Nello Zenbook, grazie alla tecnologia OLED – che è la migliore soluzione in termini di qualità dell’immagine, dove ogni pixel emette luce da solo – i colori, anche il nero, sono molto chiari e profondi.

Il che è naturale, anche nel lavoro di Ola, nonostante si parli costantemente di trend delle parole, le nuove tecnologie giocano un ruolo molto importante.

– Per fare bene il mio lavoro, ho bisogno di strumenti. Inoltre, ogni volta che posso, cerco di semplificarmi la vita. E anche se mi piacerebbe nascondermi da qualche parte nella foresta, senza contatto con il mondo, sono un realista e so che è impossibile funzionare oggi senza nuove soluzioni – ammette Ola.

Di recente, il proprietario di Slow Living Poland ha anche testato il laptop OLED Zenbook 14X.

– Il dispositivo è molto leggero e sottile (il modello da 14 pollici pesa solo 1,4 kg e lo Zenbook 13 OLED circa 300 g in meno – ndr).

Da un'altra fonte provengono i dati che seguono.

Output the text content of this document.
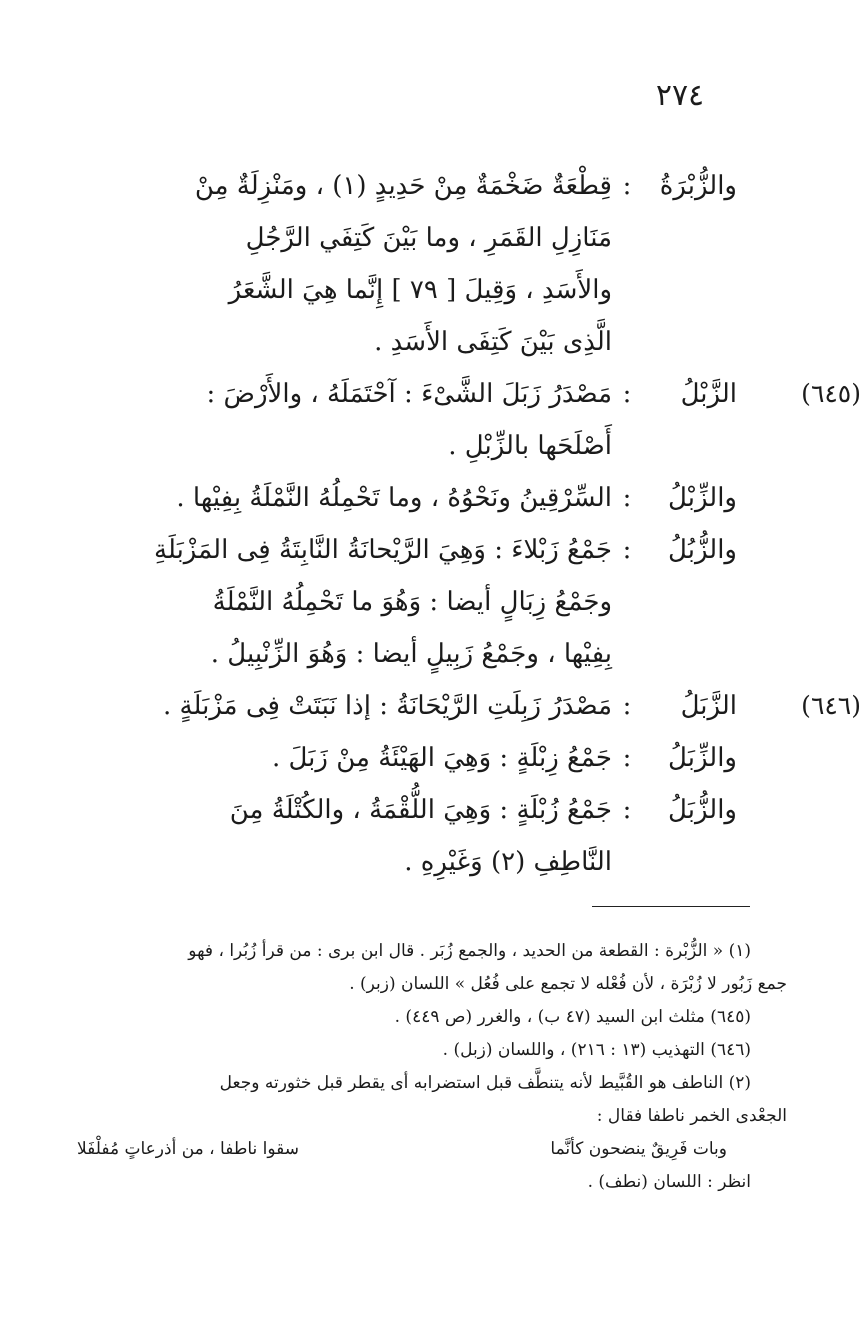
٢٧٤
والزُّبْرَةُ
:
قِطْعَةٌ ضَخْمَةٌ مِنْ حَدِيدٍ (١) ، ومَنْزِلَةٌ مِنْ
مَنَازِلِ القَمَرِ ، وما بَيْنَ كَتِفَي الرَّجُلِ
والأَسَدِ ، وَقِيلَ [ ٧٩ ] إِنَّما هِيَ الشَّعَرُ
الَّذِى بَيْنَ كَتِفَى الأَسَدِ .
(٦٤٥)
الزَّبْلُ
:
مَصْدَرُ زَبَلَ الشَّىْءَ : آحْتَمَلَهُ ، والأَرْضَ :
أَصْلَحَها بالزِّبْلِ .
والزِّبْلُ
:
السِّرْقِينُ ونَحْوُهُ ، وما تَحْمِلُهُ النَّمْلَةُ بِفِيْها .
والزُّبُلُ
:
جَمْعُ زَبْلاءَ : وَهِيَ الرَّيْحانَةُ النَّابِتَةُ فِى المَزْبَلَةِ
وجَمْعُ زِبَالٍ أيضا : وَهُوَ ما تَحْمِلُهُ النَّمْلَةُ
بِفِيْها ، وجَمْعُ زَبِيلٍ أيضا : وَهُوَ الزِّنْبِيلُ .
(٦٤٦)
الزَّبَلُ
:
مَصْدَرُ زَبِلَتِ الرَّيْحَانَةُ : إذا نَبَتَتْ فِى مَزْبَلَةٍ .
والزِّبَلُ
:
جَمْعُ زِبْلَةٍ : وَهِيَ الهَيْئَةُ مِنْ زَبَلَ .
والزُّبَلُ
:
جَمْعُ زُبْلَةٍ : وَهِيَ اللُّقْمَةُ ، والكُتْلَةُ مِنَ
النَّاطِفِ (٢) وَغَيْرِهِ .
(١) « الزُّبْرة : القطعة من الحديد ، والجمع زُبَر . قال ابن برى : من قرأ زُبُرا ، فهو
جمع زَبُور لا زُبْرَة ، لأن فُعْله لا تجمع على فُعُل » اللسان (زبر) .
(٦٤٥) مثلث ابن السيد (٤٧ ب) ، والغرر (ص ٤٤٩) .
(٦٤٦) التهذيب (١٣ : ٢١٦) ، واللسان (زبل) .
(٢) الناطف هو القُبَّيط لأنه يتنطَّف قبل استضرابه أى يقطر قبل خثورته وجعل
الجعْدى الخمر ناطفا فقال :
وبات فَرِيقٌ ينضحون كأنَّما
سقوا ناطفا ، من أذرعاتٍ مُفلْفَلا
انظر : اللسان (نطف) .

Occupa più o meno spazio in uno zaino rispetto a un notebook A4. Posso portarlo con me ovunque, anche in viaggio, e questo è importante perché nel mio lavoro ho sempre a che fare con le persone. È importante sottolineare che lo Zenbook emette anche molta meno luce blu rispetto agli schermi LCD (70 per cento, come confermato dal certificato TÜV Rheinland – ndr), e l’immagine è leggibile in tutte le condizioni, anche alla luce diretta del sole – sottolinea Ola.

Annoiarsi? Non esiste una parola del genere

Dopo otto anni di intenso lavoro, Szymon non rimpiange il suo percorso professionale.

– Mi vedo in molti altri posti perché – sai – tutti una volta sognavano di diventare un pilota di rally o un pilota. Tuttavia, dove sono oggi mi dà molte soddisfazioni. Ogni giorno faccio qualcosa di diverso, incontro nuove persone e vado in posti a cui normalmente avrei un accesso limitato. Non puoi lamentarti della noia in questo lavoro – assicura.

Anche Ola non sa cosa significhi fermarsi. E questo nonostante il fatto che tutto sia fatto lentamente.

– E rimane così. Ho finalmente raggiunto il punto della mia vita lavorativa in cui so molto bene cosa mi rende felice e lo faccio nella mia pace – ammette.